Neural network -- pytoch implementation residual network ResNet18
preface
ResNet18 is a reference 👉 https://www.bilibili.com/video/BV1154y1S7WC?share_source=copy_web It is realized by the idea of building ResNet. If there are errors or other problems, please point them out!!!
In addition, this paper only introduces the idea of implementation, and does not make a specific interpretation of ResNet.
ResNet18 structure introduction
The overall structure of the network is shown in the figure below
From the figure, you can see eight special blocks in the red box. These blocks are the characteristics of the network: residual structure
Residual structure
As shown in the figure, the final output includes two parts: Processed F(x) and original input X
ResNet18
From the overall network structure diagram just now, we can see that the blocks in the red box are not exactly the same. There are two types: Identity Block and Conv Block.
​Identity Block | Conv Block |
The structure of the two is shown in the figure below.
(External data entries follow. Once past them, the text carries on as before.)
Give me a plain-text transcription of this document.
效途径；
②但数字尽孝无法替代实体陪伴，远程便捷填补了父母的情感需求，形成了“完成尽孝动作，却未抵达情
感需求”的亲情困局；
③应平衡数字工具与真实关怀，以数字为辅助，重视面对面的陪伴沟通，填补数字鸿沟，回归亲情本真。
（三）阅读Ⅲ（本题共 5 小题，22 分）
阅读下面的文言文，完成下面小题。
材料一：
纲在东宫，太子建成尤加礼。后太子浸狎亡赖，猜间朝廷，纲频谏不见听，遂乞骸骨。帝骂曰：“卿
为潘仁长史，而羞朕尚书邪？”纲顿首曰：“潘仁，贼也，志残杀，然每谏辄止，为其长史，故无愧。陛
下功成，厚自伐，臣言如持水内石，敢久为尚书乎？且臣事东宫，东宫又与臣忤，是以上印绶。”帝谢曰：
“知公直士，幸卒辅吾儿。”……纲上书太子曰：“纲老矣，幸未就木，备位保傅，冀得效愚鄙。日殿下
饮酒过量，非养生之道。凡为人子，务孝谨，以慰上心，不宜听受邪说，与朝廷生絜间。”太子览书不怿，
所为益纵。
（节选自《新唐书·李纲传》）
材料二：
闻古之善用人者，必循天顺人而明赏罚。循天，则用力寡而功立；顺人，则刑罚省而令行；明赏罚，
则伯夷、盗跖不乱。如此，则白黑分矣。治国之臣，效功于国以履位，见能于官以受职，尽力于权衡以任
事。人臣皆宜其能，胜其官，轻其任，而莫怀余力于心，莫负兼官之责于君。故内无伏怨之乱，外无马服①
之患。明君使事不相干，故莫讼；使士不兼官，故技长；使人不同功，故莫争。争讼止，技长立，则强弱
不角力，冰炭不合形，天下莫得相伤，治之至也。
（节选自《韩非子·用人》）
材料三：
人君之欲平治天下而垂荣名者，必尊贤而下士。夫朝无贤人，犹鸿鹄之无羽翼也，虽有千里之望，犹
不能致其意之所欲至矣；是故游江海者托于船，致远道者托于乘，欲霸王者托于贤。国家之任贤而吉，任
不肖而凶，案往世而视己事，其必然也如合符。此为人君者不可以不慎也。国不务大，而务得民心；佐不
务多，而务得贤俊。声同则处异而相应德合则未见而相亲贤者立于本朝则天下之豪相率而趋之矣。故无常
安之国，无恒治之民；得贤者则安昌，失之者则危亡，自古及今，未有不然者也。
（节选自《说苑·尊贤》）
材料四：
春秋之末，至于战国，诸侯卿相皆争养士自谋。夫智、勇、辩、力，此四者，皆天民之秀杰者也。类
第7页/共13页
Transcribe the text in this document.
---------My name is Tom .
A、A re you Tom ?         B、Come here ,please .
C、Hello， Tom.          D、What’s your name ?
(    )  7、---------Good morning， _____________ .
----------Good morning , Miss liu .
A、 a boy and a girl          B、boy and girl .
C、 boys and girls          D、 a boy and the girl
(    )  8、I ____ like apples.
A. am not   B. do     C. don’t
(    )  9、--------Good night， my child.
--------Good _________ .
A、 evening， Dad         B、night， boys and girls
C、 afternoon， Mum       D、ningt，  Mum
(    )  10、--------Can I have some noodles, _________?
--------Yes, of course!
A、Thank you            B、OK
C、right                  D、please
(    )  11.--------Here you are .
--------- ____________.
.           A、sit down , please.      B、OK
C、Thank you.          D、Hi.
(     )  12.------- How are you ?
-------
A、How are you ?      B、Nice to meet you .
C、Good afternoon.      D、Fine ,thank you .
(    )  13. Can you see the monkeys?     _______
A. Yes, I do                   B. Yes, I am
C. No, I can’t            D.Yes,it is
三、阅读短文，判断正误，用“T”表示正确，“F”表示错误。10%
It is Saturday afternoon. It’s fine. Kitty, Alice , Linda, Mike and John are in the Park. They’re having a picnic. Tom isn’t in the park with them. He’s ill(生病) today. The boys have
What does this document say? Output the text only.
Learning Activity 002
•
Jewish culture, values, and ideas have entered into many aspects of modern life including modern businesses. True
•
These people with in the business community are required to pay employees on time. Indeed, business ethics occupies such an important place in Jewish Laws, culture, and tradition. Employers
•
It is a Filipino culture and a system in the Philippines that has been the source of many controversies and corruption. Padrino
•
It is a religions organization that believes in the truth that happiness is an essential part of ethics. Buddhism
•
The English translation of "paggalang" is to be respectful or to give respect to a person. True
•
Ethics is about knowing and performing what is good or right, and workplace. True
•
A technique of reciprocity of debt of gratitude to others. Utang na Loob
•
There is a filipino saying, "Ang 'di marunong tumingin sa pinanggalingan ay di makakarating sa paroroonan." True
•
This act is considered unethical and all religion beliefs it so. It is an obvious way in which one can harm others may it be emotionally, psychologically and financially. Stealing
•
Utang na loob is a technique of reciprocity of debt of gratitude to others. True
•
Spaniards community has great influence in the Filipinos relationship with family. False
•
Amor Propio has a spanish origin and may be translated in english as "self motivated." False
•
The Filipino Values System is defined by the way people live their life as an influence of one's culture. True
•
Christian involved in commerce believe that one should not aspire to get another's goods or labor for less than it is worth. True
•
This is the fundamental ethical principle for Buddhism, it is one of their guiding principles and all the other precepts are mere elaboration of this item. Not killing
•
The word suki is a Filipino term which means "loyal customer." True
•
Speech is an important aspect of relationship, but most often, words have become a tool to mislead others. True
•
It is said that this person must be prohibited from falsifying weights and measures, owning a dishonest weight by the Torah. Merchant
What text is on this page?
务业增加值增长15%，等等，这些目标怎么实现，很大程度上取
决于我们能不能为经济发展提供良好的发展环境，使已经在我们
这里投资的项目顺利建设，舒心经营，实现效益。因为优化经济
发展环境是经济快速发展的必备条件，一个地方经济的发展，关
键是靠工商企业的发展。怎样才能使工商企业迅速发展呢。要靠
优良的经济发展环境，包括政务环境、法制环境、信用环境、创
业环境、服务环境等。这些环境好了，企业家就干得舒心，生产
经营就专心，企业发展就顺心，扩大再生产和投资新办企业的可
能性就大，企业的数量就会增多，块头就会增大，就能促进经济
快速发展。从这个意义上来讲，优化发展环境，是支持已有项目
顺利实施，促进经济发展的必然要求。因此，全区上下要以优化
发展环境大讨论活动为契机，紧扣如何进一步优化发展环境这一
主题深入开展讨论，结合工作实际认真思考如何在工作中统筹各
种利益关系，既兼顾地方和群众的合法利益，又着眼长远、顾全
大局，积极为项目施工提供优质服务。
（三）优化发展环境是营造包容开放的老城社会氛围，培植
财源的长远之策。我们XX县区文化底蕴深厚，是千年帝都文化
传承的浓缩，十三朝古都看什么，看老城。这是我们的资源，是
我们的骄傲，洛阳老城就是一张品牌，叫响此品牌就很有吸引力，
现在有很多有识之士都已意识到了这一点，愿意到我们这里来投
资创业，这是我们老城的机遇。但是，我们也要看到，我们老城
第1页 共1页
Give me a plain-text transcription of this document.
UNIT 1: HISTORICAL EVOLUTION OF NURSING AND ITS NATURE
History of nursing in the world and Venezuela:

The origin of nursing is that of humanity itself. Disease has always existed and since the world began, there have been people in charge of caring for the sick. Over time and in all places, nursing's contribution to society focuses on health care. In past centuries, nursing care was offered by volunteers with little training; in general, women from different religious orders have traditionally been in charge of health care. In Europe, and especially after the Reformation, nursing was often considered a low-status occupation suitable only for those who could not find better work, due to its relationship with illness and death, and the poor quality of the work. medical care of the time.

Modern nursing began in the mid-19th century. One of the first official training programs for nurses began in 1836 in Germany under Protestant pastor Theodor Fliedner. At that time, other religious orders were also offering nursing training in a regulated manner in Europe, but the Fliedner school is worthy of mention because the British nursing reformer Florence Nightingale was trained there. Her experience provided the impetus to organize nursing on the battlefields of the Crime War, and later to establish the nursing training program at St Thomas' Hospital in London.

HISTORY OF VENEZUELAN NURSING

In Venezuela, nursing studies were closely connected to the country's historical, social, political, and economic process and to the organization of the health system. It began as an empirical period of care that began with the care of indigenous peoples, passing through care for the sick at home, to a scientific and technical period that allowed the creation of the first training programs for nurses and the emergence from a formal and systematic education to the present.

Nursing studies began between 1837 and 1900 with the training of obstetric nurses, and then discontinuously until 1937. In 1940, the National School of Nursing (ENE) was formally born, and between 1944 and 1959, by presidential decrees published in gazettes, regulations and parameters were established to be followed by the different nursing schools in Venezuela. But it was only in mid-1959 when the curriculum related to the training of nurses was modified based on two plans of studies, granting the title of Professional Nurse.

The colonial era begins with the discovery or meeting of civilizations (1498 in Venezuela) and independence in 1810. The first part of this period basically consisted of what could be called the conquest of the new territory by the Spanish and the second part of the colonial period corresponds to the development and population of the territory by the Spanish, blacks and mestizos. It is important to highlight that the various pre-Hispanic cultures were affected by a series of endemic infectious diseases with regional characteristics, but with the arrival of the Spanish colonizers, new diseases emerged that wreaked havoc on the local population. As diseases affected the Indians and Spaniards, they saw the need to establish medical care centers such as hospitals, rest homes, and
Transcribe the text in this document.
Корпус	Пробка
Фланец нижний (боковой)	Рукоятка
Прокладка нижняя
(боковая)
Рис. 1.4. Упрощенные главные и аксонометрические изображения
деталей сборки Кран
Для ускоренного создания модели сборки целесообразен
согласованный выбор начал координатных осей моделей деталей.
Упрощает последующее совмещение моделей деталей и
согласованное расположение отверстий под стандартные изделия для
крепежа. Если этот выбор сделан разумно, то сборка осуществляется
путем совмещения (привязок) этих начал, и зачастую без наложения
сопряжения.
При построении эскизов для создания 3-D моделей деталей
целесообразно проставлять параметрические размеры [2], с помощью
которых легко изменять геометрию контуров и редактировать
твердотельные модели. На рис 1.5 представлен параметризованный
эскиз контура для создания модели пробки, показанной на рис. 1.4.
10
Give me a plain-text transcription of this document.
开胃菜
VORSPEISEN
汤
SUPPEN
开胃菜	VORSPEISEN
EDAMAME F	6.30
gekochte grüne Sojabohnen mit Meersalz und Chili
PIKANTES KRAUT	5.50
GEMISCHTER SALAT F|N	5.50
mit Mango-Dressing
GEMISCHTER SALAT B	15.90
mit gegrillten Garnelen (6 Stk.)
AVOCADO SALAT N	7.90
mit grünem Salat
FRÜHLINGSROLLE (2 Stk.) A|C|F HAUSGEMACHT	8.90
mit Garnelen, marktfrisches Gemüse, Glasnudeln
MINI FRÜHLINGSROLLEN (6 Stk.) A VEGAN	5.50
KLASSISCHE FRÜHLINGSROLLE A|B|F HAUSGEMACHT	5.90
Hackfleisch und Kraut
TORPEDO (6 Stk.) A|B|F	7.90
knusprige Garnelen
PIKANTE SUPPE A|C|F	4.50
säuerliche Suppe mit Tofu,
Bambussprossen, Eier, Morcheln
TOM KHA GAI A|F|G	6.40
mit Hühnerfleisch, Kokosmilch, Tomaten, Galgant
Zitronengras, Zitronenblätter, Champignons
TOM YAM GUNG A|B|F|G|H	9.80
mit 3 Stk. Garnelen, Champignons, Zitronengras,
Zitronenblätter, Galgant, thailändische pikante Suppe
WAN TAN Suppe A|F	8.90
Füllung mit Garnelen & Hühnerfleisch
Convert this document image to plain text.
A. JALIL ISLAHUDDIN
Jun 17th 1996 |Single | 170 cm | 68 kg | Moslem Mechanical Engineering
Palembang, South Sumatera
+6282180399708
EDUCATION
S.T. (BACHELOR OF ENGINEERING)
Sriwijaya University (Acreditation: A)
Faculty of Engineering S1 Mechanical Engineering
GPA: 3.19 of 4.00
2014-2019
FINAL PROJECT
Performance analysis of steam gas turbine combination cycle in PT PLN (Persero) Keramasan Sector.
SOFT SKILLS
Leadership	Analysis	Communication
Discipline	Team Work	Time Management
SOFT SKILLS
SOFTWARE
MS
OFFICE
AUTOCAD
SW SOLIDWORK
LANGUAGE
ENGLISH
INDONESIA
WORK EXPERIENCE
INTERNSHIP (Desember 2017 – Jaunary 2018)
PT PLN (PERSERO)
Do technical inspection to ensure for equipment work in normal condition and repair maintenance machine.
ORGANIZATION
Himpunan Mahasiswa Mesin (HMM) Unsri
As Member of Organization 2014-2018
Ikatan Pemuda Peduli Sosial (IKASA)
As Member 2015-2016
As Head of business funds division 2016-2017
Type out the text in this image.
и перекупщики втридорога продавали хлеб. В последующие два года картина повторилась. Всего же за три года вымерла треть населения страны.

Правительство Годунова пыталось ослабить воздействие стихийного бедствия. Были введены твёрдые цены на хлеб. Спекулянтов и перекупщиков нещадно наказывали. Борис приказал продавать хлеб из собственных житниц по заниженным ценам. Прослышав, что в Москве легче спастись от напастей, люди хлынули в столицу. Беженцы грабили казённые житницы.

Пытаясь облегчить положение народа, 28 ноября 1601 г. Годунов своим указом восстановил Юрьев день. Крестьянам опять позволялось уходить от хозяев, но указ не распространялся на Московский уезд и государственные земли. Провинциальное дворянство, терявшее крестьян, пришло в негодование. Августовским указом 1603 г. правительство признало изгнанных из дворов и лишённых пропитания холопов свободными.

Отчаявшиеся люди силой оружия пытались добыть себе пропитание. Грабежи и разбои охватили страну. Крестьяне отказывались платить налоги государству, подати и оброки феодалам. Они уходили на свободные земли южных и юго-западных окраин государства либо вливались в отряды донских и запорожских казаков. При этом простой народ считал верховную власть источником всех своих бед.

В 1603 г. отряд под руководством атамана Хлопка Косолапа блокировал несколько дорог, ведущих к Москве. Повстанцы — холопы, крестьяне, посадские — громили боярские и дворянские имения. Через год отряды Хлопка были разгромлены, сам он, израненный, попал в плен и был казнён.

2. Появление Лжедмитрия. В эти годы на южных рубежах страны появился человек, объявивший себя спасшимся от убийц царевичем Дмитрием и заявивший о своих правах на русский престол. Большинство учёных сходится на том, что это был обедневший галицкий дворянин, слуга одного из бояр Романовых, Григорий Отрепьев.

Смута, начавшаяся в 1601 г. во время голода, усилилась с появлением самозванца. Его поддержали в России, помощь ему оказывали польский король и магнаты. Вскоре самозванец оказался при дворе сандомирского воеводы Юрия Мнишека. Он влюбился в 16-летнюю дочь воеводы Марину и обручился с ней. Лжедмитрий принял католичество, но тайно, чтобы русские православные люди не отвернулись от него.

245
The main part on the left is the same: twice [convolution, standardization, activation function] and once [convolution, standardization].
The difference is that at the residual edge on the right, the Identity Block directly connects the original input with the result on the left, while the Conv Block performs a [convolution, standardization] on the original input and then connects with the result on the left.
​
Comparison between ResNet18 and ResNet50 networks
Before we start, we will introduce the structural pronouns that will be used later
Similarities
C1: structural segmentation
In the reference video, there is such a picture
The author integrates Bottleneck (including identity block and Conv Block) with the same number of output channels into one Stage, so four stages with different number of output channels are obtained.
Comparing ResNet18 and ResNet50 below, we can also divide ResNet18 into four stages.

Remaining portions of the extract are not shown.